The whole “all-party” exercise ends up looking like a charade.
For whatever
reason, the First Minister’s reasonable expectation has not been realised. He must surely be left wondering what was the
point of the exercise, and where he went so wrong.
3 comments:
I think the First Minister pretty much realised a BIG mistake had been made when it was suggested to him that Council Taxes might have to rise to pay for this re-organisation.
Whatever the end result, local taxation in Wales has to fall dramatically in real terms.

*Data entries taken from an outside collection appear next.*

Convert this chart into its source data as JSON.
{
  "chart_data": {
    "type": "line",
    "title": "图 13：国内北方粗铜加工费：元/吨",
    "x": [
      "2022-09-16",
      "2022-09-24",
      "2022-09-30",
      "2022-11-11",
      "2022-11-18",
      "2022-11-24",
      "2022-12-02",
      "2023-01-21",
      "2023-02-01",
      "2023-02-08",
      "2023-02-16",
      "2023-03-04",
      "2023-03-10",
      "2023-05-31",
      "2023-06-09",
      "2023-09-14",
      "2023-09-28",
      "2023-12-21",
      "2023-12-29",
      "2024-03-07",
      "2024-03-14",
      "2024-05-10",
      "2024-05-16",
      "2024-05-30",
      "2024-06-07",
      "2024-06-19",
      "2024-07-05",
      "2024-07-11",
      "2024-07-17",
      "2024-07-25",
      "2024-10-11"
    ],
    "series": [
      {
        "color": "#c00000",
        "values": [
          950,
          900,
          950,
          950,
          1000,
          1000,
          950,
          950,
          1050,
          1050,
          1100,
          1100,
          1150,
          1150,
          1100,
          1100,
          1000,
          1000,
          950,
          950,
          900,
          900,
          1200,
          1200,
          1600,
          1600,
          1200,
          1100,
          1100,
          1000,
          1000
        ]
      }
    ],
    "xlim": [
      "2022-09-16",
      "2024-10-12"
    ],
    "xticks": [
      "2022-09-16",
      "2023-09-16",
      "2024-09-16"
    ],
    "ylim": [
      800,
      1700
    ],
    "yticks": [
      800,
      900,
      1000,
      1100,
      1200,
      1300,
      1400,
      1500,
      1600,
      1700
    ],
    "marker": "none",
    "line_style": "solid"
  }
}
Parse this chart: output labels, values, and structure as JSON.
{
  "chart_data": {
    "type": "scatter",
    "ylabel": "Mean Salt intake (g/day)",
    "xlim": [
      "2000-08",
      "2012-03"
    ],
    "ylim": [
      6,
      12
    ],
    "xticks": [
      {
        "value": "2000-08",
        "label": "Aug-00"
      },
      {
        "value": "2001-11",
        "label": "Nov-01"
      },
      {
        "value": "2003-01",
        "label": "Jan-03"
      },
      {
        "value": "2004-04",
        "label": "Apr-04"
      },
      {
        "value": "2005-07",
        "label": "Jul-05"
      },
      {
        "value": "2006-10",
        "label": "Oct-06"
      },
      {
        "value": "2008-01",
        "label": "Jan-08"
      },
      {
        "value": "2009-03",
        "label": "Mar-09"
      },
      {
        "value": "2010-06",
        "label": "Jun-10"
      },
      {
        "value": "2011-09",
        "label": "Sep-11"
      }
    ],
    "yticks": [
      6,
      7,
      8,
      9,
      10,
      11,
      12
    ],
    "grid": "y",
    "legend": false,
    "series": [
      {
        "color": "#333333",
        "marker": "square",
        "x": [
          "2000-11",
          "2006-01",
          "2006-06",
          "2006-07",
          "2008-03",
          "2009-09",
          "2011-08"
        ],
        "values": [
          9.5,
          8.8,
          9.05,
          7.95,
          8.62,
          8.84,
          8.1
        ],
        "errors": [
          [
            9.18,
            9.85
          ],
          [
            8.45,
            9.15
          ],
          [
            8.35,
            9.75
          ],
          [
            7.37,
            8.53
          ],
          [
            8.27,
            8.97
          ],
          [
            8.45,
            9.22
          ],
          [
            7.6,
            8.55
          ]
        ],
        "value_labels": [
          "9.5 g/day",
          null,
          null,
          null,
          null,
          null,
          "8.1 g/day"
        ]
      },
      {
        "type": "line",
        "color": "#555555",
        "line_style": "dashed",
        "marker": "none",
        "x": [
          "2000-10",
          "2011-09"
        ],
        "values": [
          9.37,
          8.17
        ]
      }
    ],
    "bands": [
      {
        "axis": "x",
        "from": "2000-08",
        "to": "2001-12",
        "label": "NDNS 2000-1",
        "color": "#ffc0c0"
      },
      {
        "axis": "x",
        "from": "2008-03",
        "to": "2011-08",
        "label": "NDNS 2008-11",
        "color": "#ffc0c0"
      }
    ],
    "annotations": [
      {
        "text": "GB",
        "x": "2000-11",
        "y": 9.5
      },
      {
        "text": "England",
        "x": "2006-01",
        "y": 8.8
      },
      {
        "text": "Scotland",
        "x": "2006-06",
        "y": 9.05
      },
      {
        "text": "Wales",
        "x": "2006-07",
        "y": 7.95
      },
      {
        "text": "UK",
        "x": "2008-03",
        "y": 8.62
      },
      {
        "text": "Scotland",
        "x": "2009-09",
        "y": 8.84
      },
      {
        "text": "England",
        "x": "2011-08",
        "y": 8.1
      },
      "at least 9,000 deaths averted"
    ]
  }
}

I think in your post you cover where he went wrong. He could have "tied" the parties in by having a cross-party commission where each party nominated a representative. Not because the representatives would be different people, but there would then be a formal link and party rank-and-file members and local govt people (in Labour especially) would see it as more of a collaborative vehicle. The FM hasn't done particularly well on this commission.
Council tax isn't the issue. Overall levels will go up if there is no reorganisation, because of the cuts. Local authorities need more money to save services.
Council tax wouldn't rise to pay for reorganisation. Council tax is local and doesn't go to Welsh Government. Reorganisation would have to be paid for out of the block grant, not by councils.
The problem is the First Minister hasn't secured cross-party buy in or done a deal with anyone. Alex Salmond ran a minority government and was able to get cover for most policies. The only thing he couldn't really get through was local income tax if I remember correctly.